ESG投資は環境(Environment)、社会(Social)、企業統治(Governance)といった非財務面の要素も考慮した投資。環境や社会に配慮した経営を行い、企業統治に優れた持続的成長が期待できる企業を選別することで、潜在的なリスクを排除し、長期的な収益確保を目指す。
新型コロナウイルスの感染拡大を受け、新たな生活様式が求められる中、ESG投資には追い風となった。脱炭素に向けた動きといった環境面だけでなく、働き方や雇用維持といった社会面に及ぼす効果も関心を集め、ESGに優れた企業は社会の発展に貢献し、将来も持続的に成長するという考え方を普及させた。ESG投資は「今や世界の資産運用の主要テーマ」と同社は言う。
米国の金融商品の調査会社EPFRグローバルによると、世界のESG株式ファンドへの資金フローは2020年に資金流入が加速しており、17年末からの累計額は12月9日時点で約2400億ドルに上る。日本株式を対象としたESG株式ファンドへの資金流入額も伸びており、同累計で約36億ドルとなった。ESG関連の投資信託が数多く設定されるなど、日本でもESG投資は機関投資家だけでなく、個人にも広がっている。
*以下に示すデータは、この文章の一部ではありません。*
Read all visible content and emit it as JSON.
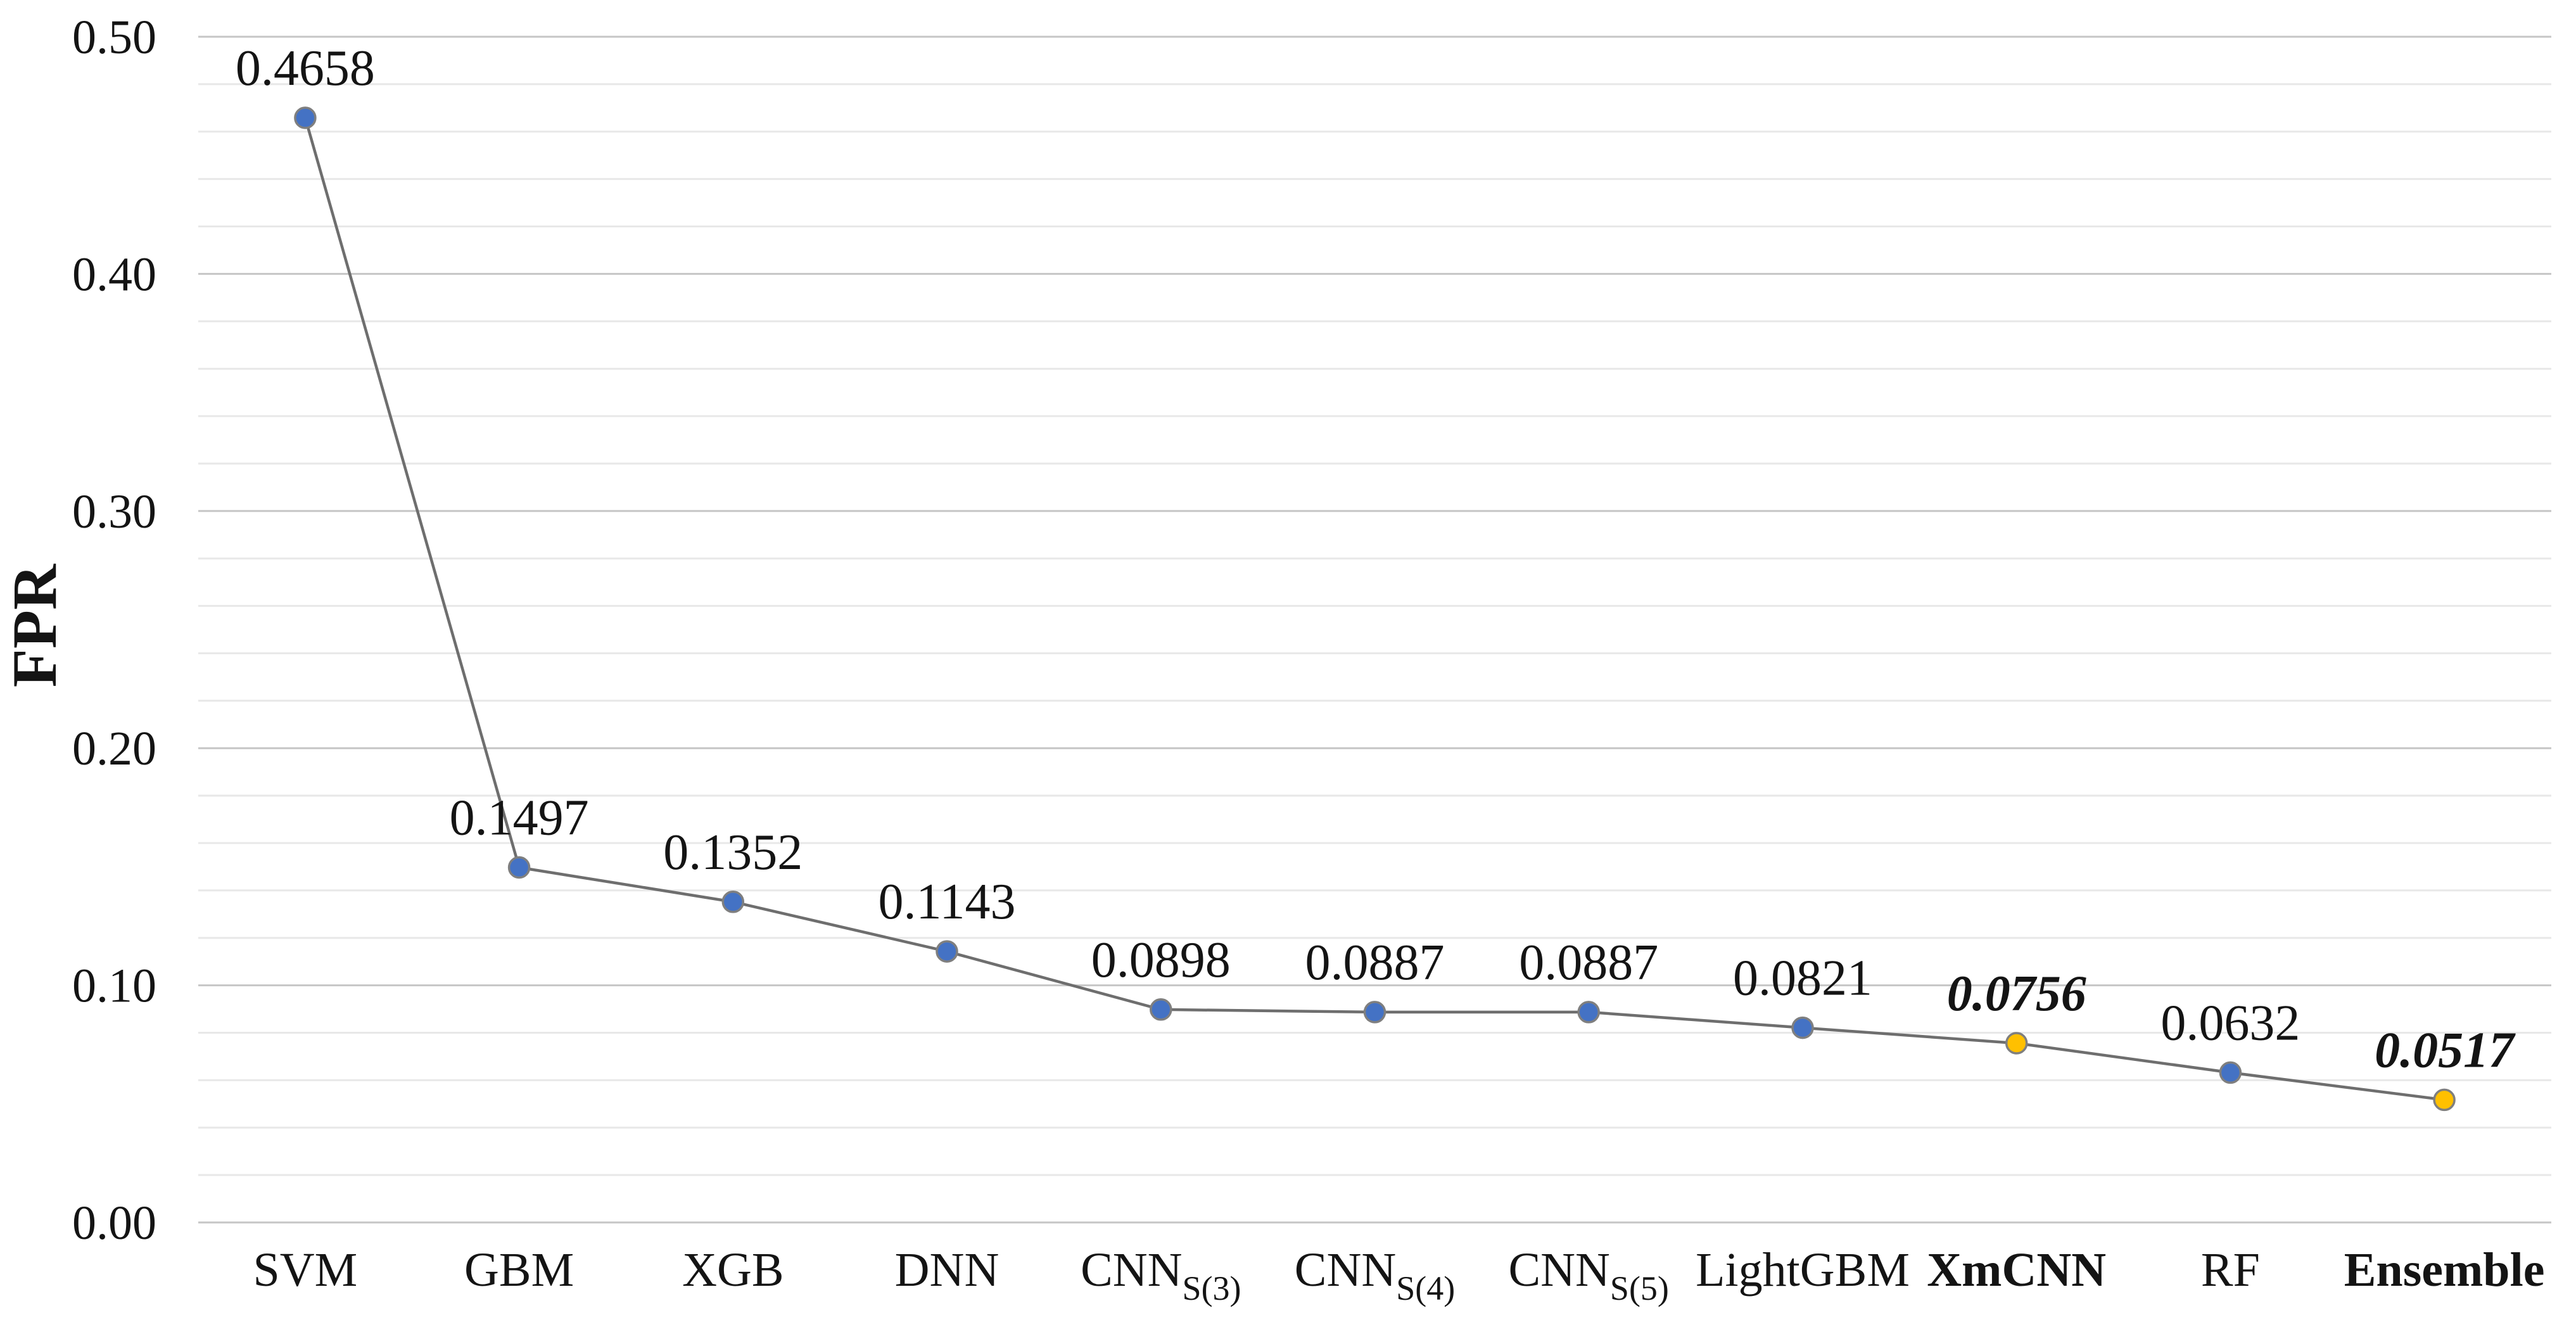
{
  "chart_data": {
    "type": "line",
    "title": "",
    "ylabel": "FPR",
    "xlabel": "",
    "legend_position": "none",
    "grid": true,
    "ylim": [
      0,
      0.5
    ],
    "ytick_step": 0.1,
    "minor_gridline_step": 0.02,
    "yticks": [
      {
        "value": 0.5,
        "label": "0.50"
      },
      {
        "value": 0.4,
        "label": "0.40"
      },
      {
        "value": 0.3,
        "label": "0.30"
      },
      {
        "value": 0.2,
        "label": "0.20"
      },
      {
        "value": 0.1,
        "label": "0.10"
      },
      {
        "value": 0.0,
        "label": "0.00"
      }
    ],
    "categories": [
      {
        "label": "SVM",
        "sub": "",
        "bold": false
      },
      {
        "label": "GBM",
        "sub": "",
        "bold": false
      },
      {
        "label": "XGB",
        "sub": "",
        "bold": false
      },
      {
        "label": "DNN",
        "sub": "",
        "bold": false
      },
      {
        "label": "CNN",
        "sub": "S(3)",
        "bold": false
      },
      {
        "label": "CNN",
        "sub": "S(4)",
        "bold": false
      },
      {
        "label": "CNN",
        "sub": "S(5)",
        "bold": false
      },
      {
        "label": "LightGBM",
        "sub": "",
        "bold": false
      },
      {
        "label": "XmCNN",
        "sub": "",
        "bold": true
      },
      {
        "label": "RF",
        "sub": "",
        "bold": false
      },
      {
        "label": "Ensemble",
        "sub": "",
        "bold": true
      }
    ],
    "series": [
      {
        "name": "FPR",
        "values": [
          0.4658,
          0.1497,
          0.1352,
          0.1143,
          0.0898,
          0.0887,
          0.0887,
          0.0821,
          0.0756,
          0.0632,
          0.0517
        ],
        "labels": [
          "0.4658",
          "0.1497",
          "0.1352",
          "0.1143",
          "0.0898",
          "0.0887",
          "0.0887",
          "0.0821",
          "0.0756",
          "0.0632",
          "0.0517"
        ]
      }
    ],
    "highlight_indices": [
      8,
      10
    ],
    "colors": {
      "point_default": "#4472C4",
      "point_highlight": "#FFC000",
      "point_stroke": "#7F7F7F",
      "line": "#6E6E6E",
      "gridline_major": "#C6C6C6",
      "gridline_minor": "#E8E8E8",
      "text": "#141414"
    }
  }
}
同社は、21年もESG投資の拡大傾向は続くと見る。拡大を後押しするのは、米国で環境問題を重視するバイデン新大統領が誕生することが確実になったこと、欧州を中心とした景気回復を環境重視で進める「グリーン・リカバリー」の動き、在宅勤務の推進などの働き方改革など。また、株式市場でも注目されることで、菅首相による「2050年の温暖化ガス排出実質ゼロ」宣言も追い風となり、「ESG投資」はさらに拡大しそうだ。